Movies

Bryan Cranston Called It: Sony’s Labubu Movie Is The Studio in Real Life

Bryan Cranston Called It: Sony’s Labubu Movie Is The Studio in Real Life
Image credit: Legion-Media

Sony is cashing in on Labubu, greenlighting a movie to turn the wildly popular Chinese plush monster into a full-blown franchise — cue cheers from collectors and a cautionary echo of Bryan Cranston’s warning in The Studio.

Well, this was probably inevitable: Sony is turning Labubu, the viral designer toy from China, into a movie. If that makes you picture a new IP factory spinning up, you are not wrong. And yes, the timing is hilariously on the nose given a certain Apple TV+ satire about studio heads who only see brands and merch.

Wait, what exactly is Labubu?

Labubu is the lead plush monster dreamed up by Kasing Lung, a Hong Kong-born artist. It was never built for Hollywood. It was barely built for the mainstream. Over the last two years, though, Pop Mart turned it into a global phenomenon by leaning into mystery and scarcity.

The toys are sold in blind boxes, so you do not know which figure you are getting until you crack it open. That gamified surprise plus limited runs created a wild resale market. Some Labubu pieces have gone for six figures. Celebrity co-signs did not hurt either: BLACKPINK's Lisa has been spotted using them as accessories, Dua Lipa joined the wave, and the toys blew up across Southeast Asia before spreading everywhere else. Pop Mart says profits jumped 350% this year off the frenzy. Naturally, Hollywood wants in.

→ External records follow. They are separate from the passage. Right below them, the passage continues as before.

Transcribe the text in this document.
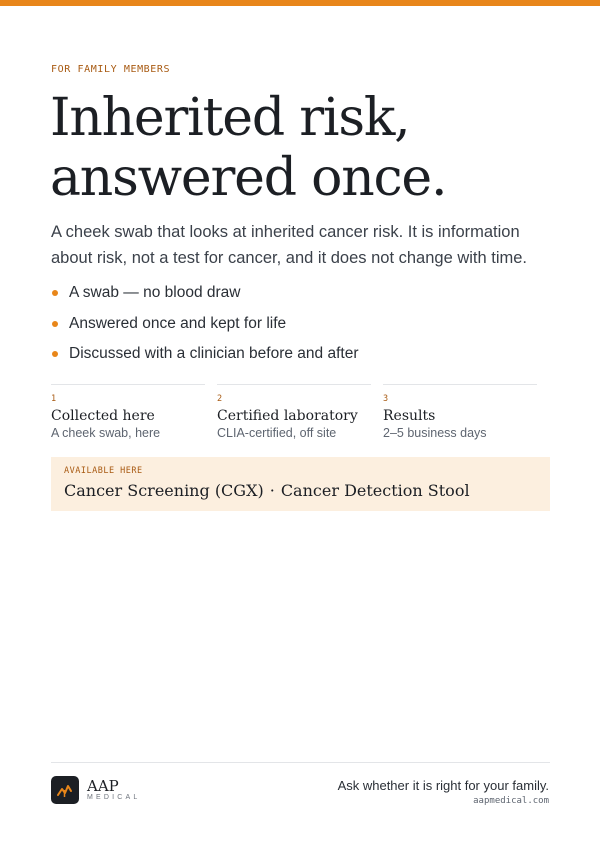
FOR FAMILY MEMBERS
Inherited risk,
answered once.

A cheek swab that looks at inherited cancer risk. It is information about risk, not a test for cancer, and it does not change with time.

A swab — no blood draw
Answered once and kept for life
Discussed with a clinician before and after
1
Collected here
A cheek swab, here
2
Certified laboratory
CLIA-certified, off site
3
Results
2–5 business days
AVAILABLE HERE
Cancer Screening (CGX) · Cancer Detection Stool
AAP
MEDICAL
Ask whether it is right for your family.
aapmedical.com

So what is Sony actually making?

  • Studio: Sony is officially developing a Labubu movie, per The Hollywood Reporter.
  • Franchise intent: This is not a one-off; the plan is clearly to build a dedicated brand on the studio side.
  • Format: Still up in the air. Could be animated, could be live-action. No decision yet.
  • Talent: No writers, directors, or stars attached at this stage.
  • Origins: Labubu is the signature creation of artist Kasing Lung; the brand exploded under Pop Mart's retail strategy.

The Hollywood vibe check

The playbook here is familiar. After The Lego Movie and Barbie proved that toy-to-film can be monster business, every company started rummaging through the collectibles closet. Labubu, though, is a different beast than a household-name toy. It is niche, quirky, and powered by scarcity. Translating that into a four-quadrant movie is a big swing.

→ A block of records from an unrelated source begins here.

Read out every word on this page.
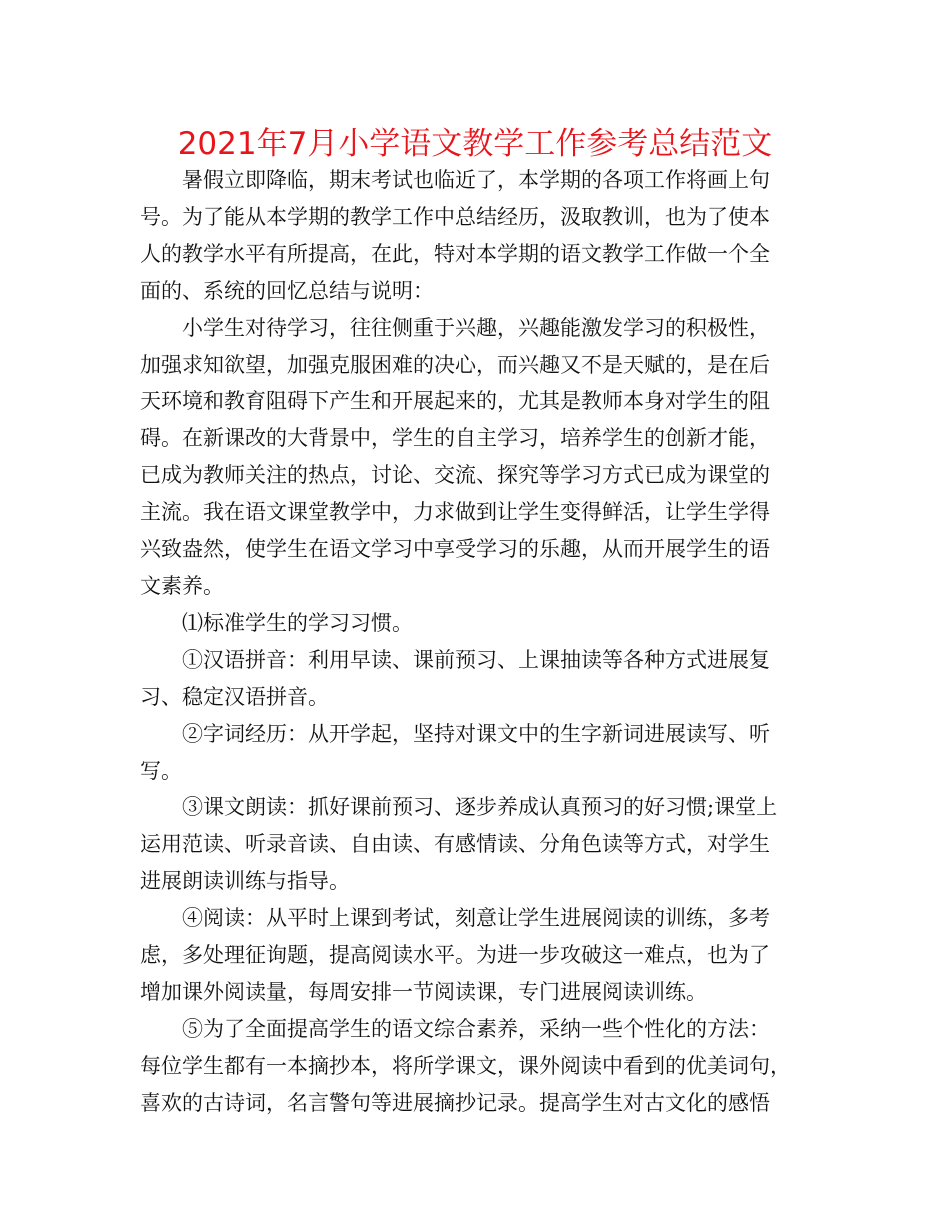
2021年7月小学语文教学工作参考总结范文
暑假立即降临，期末考试也临近了，本学期的各项工作将画上句
号。为了能从本学期的教学工作中总结经历，汲取教训，也为了使本
人的教学水平有所提高，在此，特对本学期的语文教学工作做一个全
面的、系统的回忆总结与说明：
小学生对待学习，往往侧重于兴趣，兴趣能激发学习的积极性，
加强求知欲望，加强克服困难的决心，而兴趣又不是天赋的，是在后
天环境和教育阻碍下产生和开展起来的，尤其是教师本身对学生的阻
碍。在新课改的大背景中，学生的自主学习，培养学生的创新才能，
已成为教师关注的热点，讨论、交流、探究等学习方式已成为课堂的
主流。我在语文课堂教学中，力求做到让学生变得鲜活，让学生学得
兴致盎然，使学生在语文学习中享受学习的乐趣，从而开展学生的语
文素养。
⑴标准学生的学习习惯。
①汉语拼音：利用早读、课前预习、上课抽读等各种方式进展复
习、稳定汉语拼音。
②字词经历：从开学起，坚持对课文中的生字新词进展读写、听
写。
③课文朗读：抓好课前预习、逐步养成认真预习的好习惯;课堂上
运用范读、听录音读、自由读、有感情读、分角色读等方式，对学生
进展朗读训练与指导。
④阅读：从平时上课到考试，刻意让学生进展阅读的训练，多考
虑，多处理征询题，提高阅读水平。为进一步攻破这一难点，也为了
增加课外阅读量，每周安排一节阅读课，专门进展阅读训练。
⑤为了全面提高学生的语文综合素养，采纳一些个性化的方法：
每位学生都有一本摘抄本，将所学课文，课外阅读中看到的优美词句，
喜欢的古诗词，名言警句等进展摘抄记录。提高学生对古文化的感悟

And then there is the funny coincidence: Seth Rogen and Evan Goldberg's Apple TV+ series The Studio. In it, Bryan Cranston plays a profit-obsessed CEO named Griffin Mill, the kind of exec who sees cinema as content pipelines. One of his brainwaves? A massive Kool-Aid blockbuster tied to the Jonestown cult, possibly with Martin Scorsese in the mix. The satire writes itself, and the Labubu news landing now makes it feel even sharper.

'Barbie is this massive blockbuster, and the idea is: Make more movies about toys! No. Make more movies by and about women.'

That was Randall Park, after Barbie's success, summing up the lesson he thinks Hollywood should have learned. Instead, we are back to the toy aisle. To be fair, with Pop Mart's profits spiking 350% and resale prices hitting six figures, you can see why Sony thinks there is a movie in here somewhere.

Where this could go

If Sony figures this out, I could see a surreal animated adventure leaning into Kasing Lung's oddball creature design, or a live-action hybrid that turns Labubu into a mischievous mascot. If they chase the brand without the charm, it becomes exactly the thing The Studio is making fun of.

The Studio is streaming on Apple TV+ in the U.S.